Setting Up MariaDB for Testing for SQL Server Users
This page contains links and hints to setup MariaDB for testing. The page is designed for SQL Server users, assuming that they are mostly familiar with Windows and they are not familiar with MariaDB.
Choosing a MariaDB Version
As a general rule, for new installations it's better to choose the latest Generally Available (GA) version.
If you need a feature that is only present in a version that is not yet production-ready, and the project will surely not go to production before that version is GA, it could make sense to use a non-GA version. In this case however, keep in mind that you are using a version that is only suitable for testing.
If you need to work with an existing production instance, you should of course use the same version in testing. However, deprecated versions should not be used in production, because they could be exposed to vulnerabilities that will never be fixed. See deprecation policies if you are not sure about the version you are using.
Setting up MariaDB on Windows
There are two different ways to use MariaDB on Windows natively: using Zip packages or MSI packages.

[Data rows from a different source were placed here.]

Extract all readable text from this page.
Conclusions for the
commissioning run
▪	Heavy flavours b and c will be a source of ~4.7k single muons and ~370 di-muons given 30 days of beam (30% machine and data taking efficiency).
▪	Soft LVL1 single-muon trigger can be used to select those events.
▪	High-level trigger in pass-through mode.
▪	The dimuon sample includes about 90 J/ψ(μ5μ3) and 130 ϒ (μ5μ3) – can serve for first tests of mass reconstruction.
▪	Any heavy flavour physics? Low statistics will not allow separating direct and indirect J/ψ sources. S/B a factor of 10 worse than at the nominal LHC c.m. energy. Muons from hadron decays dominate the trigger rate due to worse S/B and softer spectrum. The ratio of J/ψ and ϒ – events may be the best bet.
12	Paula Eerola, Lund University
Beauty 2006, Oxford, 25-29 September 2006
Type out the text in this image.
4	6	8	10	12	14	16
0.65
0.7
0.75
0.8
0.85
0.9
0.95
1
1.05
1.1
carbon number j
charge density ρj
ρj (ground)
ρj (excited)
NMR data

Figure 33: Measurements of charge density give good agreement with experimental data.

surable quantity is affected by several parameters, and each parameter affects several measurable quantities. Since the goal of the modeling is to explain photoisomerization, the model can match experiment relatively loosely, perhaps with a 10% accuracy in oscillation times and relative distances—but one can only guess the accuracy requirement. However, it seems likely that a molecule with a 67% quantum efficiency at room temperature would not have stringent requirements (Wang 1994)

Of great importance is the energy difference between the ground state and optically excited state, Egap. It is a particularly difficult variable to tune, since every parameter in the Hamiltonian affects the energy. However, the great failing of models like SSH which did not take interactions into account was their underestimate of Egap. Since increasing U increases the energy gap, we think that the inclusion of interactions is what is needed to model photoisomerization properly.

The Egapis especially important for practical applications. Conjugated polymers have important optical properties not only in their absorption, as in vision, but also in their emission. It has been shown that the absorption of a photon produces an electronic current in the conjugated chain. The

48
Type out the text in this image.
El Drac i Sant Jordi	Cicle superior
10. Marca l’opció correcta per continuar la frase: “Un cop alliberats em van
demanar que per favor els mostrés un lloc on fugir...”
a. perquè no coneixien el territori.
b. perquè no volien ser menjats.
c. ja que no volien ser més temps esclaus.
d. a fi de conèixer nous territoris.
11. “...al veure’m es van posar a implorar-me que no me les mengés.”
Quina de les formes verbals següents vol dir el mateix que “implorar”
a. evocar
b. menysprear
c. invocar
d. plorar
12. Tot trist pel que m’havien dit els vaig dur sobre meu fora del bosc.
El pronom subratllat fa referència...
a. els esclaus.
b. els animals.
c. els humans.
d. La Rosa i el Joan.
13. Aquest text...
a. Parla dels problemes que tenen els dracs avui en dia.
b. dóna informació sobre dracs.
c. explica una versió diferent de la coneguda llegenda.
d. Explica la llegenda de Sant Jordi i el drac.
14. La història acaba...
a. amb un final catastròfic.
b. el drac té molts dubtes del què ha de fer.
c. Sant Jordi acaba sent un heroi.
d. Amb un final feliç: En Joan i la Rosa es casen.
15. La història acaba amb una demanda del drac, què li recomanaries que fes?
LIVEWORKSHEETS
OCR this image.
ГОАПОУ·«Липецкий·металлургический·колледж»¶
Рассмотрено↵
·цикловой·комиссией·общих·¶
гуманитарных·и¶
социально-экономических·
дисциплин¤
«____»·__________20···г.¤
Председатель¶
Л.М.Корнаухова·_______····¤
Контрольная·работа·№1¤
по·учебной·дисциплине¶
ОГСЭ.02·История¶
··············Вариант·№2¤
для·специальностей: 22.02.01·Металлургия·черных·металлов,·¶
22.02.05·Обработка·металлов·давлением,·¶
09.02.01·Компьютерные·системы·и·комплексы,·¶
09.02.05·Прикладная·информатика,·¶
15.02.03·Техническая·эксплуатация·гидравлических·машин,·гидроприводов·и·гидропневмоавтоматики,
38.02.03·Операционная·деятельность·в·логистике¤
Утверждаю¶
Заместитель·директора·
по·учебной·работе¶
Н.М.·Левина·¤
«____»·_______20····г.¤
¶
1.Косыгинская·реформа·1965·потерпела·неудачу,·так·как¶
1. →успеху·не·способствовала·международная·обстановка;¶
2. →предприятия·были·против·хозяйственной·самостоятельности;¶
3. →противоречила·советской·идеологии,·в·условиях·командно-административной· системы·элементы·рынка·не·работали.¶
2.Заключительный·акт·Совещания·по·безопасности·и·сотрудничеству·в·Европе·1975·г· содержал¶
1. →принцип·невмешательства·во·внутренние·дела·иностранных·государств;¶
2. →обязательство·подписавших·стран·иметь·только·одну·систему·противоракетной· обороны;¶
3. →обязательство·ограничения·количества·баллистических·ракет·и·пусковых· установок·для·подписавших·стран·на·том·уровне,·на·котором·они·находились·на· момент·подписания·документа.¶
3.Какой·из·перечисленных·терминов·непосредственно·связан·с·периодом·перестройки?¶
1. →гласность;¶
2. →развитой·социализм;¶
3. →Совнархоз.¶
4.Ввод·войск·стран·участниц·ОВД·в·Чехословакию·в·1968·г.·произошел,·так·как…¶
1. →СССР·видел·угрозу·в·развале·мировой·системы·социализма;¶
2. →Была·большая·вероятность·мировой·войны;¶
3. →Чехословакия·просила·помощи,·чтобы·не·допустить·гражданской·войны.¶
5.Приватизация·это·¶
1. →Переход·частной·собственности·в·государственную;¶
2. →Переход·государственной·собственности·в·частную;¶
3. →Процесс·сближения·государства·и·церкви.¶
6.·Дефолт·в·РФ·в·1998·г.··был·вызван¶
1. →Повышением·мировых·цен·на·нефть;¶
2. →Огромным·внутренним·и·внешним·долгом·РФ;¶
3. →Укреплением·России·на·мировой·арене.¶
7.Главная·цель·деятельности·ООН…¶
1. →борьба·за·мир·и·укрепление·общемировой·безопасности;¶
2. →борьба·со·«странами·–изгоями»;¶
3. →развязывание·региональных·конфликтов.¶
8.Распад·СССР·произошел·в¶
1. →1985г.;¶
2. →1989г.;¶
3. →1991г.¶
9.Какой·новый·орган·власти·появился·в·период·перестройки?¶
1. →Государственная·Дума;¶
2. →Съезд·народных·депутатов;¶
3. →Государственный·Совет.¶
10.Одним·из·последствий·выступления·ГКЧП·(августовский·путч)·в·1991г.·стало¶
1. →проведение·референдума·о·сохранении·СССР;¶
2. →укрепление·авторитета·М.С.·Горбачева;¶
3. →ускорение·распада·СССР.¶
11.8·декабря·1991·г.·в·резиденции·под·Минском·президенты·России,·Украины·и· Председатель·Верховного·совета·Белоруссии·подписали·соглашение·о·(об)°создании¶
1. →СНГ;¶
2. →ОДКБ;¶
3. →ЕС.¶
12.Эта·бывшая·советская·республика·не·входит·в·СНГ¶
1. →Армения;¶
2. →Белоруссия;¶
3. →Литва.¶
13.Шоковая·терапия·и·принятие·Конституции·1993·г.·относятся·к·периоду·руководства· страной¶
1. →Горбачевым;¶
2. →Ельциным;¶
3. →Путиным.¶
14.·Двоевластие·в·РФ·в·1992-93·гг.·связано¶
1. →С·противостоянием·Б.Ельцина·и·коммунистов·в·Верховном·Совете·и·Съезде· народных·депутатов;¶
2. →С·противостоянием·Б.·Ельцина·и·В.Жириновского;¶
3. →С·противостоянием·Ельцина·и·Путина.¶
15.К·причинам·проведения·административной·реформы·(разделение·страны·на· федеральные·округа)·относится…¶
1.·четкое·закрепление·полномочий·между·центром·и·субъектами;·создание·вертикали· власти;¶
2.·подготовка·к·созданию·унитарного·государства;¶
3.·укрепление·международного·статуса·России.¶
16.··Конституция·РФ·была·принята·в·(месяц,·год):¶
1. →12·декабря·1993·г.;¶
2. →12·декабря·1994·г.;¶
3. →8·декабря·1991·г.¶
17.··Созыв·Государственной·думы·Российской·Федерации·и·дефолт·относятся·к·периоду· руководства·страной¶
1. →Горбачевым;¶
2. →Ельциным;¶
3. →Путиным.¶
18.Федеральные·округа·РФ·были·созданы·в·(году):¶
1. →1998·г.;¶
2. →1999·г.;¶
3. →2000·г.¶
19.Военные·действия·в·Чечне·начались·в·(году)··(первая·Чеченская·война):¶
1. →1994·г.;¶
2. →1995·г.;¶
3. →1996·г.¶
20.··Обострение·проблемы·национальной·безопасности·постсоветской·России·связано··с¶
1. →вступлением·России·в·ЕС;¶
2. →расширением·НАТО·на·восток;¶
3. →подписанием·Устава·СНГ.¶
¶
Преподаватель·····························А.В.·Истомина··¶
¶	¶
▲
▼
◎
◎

In both cases, 32-bit platforms are still supported.
Check the page Installation issues on Windows to verify if current versions of MariaDB have troubles on Windows. More generally, it is a good idea to check the Troubleshooting Installation Issues category.
Windows users don't necessarily need to install MariaDB to use it. They can download ready-to-use ZIP packages to avoid any change in the system (except for downloading MariaDB and writing databases on the disk). This is very useful for testing without risking some undesired side effect on the machine in use. And it avoids the hassle of installing Docker or virtual machines.
MariaDB starting with 10.4.3
The drawback is that MariaDB will need to be started and stopped from the command line.
MSI packages provide a friendly graphical interface to install MariaDB. The installation process is easy but flexible. For example, the user can decide which components to install, whether to install it as a service or not, and if networking should be enabled. An interface to uninstall MariaDB is also provided.
Installing MariaDB on Docker
Docker is a container platform that runs natively on Linux. A Docker image is a representation of a basic Linux system, which usually runs a single process - in our case, that process is MariaDB. A container is an instance of an image, which can be created or destroyed instantaneously. Once a container is started, it can be used just like a normal system.
Docker runs on all major operating systems. On Windows and MacOS it runs on a Linux virtual machine, but this additional complexity is transparent for the end user.
Docker's characteristics makes it optimal to test MariaDB functionalities without wasting time on installation and without making changes to the host system. However, it is not ideal to test MariaDB performance.
Reinitializing MariaDB Data Directory
While experimenting with MariaDB, you could end up with an unusable installation. This occurs for example if you deliberately delete files that you shouldn't delete. If it happens, there is no need to uninstall and reinstall MariaDB. Instead, you can simply delete the contents of the data directory and run mysql_install_db. The program will recreate your system tables and the essential files.
To know where your data directory is, check the datadir system variable.